Страница 83 из 151
— Думаешь, отец, у частника такая уж трогательная забота о людях?.. Я вот некоторое время работал в «Поплавке» — была такая пивная у нас в доме, где я жил. Хозяин мой, Нерсес Сумбатович, тоже «заботился»: завел в пивной заедки — горох, воблу, черные сухарики. А для чего? Из любви к посетителям?.. Ему было плевать на них, он даже пиво разбавлял водой! Заедки ему нужны были, чтобы пригвоздить, как он говорил, посетителя к столику. Чем больше посетитель съест гороху или сухариков, тем больше выпьет пива. А чем больше выпьет, тем больше у хозяина будет дохода. А ты говоришь о «заботе»!..

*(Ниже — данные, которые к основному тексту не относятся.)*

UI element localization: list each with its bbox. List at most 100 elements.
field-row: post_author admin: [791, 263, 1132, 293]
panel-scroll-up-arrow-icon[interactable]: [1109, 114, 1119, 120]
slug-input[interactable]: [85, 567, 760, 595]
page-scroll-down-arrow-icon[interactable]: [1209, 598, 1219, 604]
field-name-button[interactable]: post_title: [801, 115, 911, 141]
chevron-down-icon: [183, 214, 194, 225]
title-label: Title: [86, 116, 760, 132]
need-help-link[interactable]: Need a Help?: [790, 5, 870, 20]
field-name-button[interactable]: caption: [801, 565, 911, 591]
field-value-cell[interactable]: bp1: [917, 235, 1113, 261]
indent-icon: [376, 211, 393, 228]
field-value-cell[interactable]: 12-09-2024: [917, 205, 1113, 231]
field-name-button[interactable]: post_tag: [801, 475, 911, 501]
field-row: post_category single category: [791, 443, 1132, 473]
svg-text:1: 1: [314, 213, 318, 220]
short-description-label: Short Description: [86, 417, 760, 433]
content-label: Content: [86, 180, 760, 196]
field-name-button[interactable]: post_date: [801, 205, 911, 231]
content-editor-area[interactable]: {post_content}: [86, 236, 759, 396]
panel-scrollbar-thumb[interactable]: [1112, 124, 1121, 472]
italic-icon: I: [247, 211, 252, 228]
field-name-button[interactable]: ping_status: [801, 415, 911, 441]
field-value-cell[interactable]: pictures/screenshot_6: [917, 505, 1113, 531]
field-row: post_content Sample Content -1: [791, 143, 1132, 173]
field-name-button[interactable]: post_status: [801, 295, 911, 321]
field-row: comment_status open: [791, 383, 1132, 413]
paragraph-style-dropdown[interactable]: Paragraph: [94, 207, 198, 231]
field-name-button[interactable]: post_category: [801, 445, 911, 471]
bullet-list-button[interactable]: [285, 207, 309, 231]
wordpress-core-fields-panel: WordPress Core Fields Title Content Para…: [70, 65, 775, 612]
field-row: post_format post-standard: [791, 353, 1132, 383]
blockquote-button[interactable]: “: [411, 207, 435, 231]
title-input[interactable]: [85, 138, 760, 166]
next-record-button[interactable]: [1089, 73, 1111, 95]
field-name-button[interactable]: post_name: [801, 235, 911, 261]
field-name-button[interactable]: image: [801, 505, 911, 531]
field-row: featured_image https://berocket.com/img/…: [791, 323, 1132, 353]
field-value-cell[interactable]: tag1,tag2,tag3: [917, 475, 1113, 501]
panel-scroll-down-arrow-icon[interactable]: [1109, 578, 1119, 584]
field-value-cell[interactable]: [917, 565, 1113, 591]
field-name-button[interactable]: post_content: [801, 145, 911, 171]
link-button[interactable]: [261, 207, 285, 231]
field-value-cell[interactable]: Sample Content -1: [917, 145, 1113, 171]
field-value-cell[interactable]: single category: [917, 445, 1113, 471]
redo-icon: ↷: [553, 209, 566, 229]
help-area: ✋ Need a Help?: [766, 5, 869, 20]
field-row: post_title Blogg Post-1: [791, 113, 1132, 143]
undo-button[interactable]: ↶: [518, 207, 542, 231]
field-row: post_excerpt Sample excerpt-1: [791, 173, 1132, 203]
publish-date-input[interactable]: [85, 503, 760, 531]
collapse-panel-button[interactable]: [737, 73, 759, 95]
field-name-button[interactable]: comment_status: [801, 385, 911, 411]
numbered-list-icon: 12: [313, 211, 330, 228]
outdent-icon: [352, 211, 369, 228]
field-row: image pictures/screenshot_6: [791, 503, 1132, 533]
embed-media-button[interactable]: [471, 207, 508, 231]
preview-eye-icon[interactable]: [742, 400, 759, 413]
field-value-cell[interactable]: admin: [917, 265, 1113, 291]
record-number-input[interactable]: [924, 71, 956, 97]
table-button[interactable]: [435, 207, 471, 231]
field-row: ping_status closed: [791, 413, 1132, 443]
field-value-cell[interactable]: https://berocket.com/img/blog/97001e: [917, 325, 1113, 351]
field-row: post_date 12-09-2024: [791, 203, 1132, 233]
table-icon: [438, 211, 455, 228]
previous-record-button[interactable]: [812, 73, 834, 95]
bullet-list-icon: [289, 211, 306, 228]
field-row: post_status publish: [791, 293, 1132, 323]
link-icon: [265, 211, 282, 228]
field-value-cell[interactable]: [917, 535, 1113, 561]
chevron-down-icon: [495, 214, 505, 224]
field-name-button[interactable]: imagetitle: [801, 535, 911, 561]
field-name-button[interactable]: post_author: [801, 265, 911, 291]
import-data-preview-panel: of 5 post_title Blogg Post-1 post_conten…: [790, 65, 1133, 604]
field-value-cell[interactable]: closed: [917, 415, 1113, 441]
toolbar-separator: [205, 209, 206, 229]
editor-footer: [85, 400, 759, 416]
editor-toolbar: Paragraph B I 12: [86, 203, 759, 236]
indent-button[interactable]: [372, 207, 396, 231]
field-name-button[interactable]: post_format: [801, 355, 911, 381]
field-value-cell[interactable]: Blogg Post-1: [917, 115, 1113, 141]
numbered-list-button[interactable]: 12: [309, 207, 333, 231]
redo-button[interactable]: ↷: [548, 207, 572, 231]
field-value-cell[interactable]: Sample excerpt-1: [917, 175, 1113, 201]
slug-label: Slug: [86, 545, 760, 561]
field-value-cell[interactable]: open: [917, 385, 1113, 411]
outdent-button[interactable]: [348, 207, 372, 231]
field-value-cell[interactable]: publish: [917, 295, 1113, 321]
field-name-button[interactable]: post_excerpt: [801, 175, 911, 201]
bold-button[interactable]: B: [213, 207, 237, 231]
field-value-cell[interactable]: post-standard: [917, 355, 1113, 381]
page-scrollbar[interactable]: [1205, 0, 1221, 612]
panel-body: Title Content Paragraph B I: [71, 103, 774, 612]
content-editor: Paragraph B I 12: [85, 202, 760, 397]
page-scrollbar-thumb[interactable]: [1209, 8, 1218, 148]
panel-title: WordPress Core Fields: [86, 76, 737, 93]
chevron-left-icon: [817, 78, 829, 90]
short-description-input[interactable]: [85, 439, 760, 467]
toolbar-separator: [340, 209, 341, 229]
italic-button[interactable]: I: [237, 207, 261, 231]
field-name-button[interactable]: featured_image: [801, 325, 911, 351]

— Ну, может быть, пример с горохом и не совсем удачный. Но одно я знаю: только в союзе государственного и частного капитала — знаешь, как Серп и Молот? — страна может идти вперед, строить новые заводы, развивать свою торговлю.
— Так это же у тебя не просто советы, а целая политическая программа, отец, — говорю я.
— Почему — программа?
— Да потому, что все, что ты говоришь, — основа нашего спора со всякими уклонистами. Разве не читаешь в газетах? Мы, например, это недавно проходили в школе на уроке обществоведения.
— А не кажется ли тебе, Докер, что мы раньше времени свертываем нэп? Ленин, говорят, рассчитывал его на многие годы?
Что я знаю на этот счет, что ему ответить?
— Я, конечно, могу оформить твои мысли в виде письма. Но согласиться с ними?..
— Не можешь!.. Боишься?..
— Нет, не боюсь, но не хочу.
— А почему?
— А потому, что все частники — жулики.
— Это тебе, наверное, моя Зарочка сказала? А работники кооперации? Слышал про их судебные процессы?
— Слышал.
— Ну и что скажешь?
— Конечно, и там есть жулики. Но это потому, что в кооперации пока работает много бывших частников. Вот вырастут у государства свои кадры торговых работников, тогда они всех и заменят. Тогда не будет жуликов.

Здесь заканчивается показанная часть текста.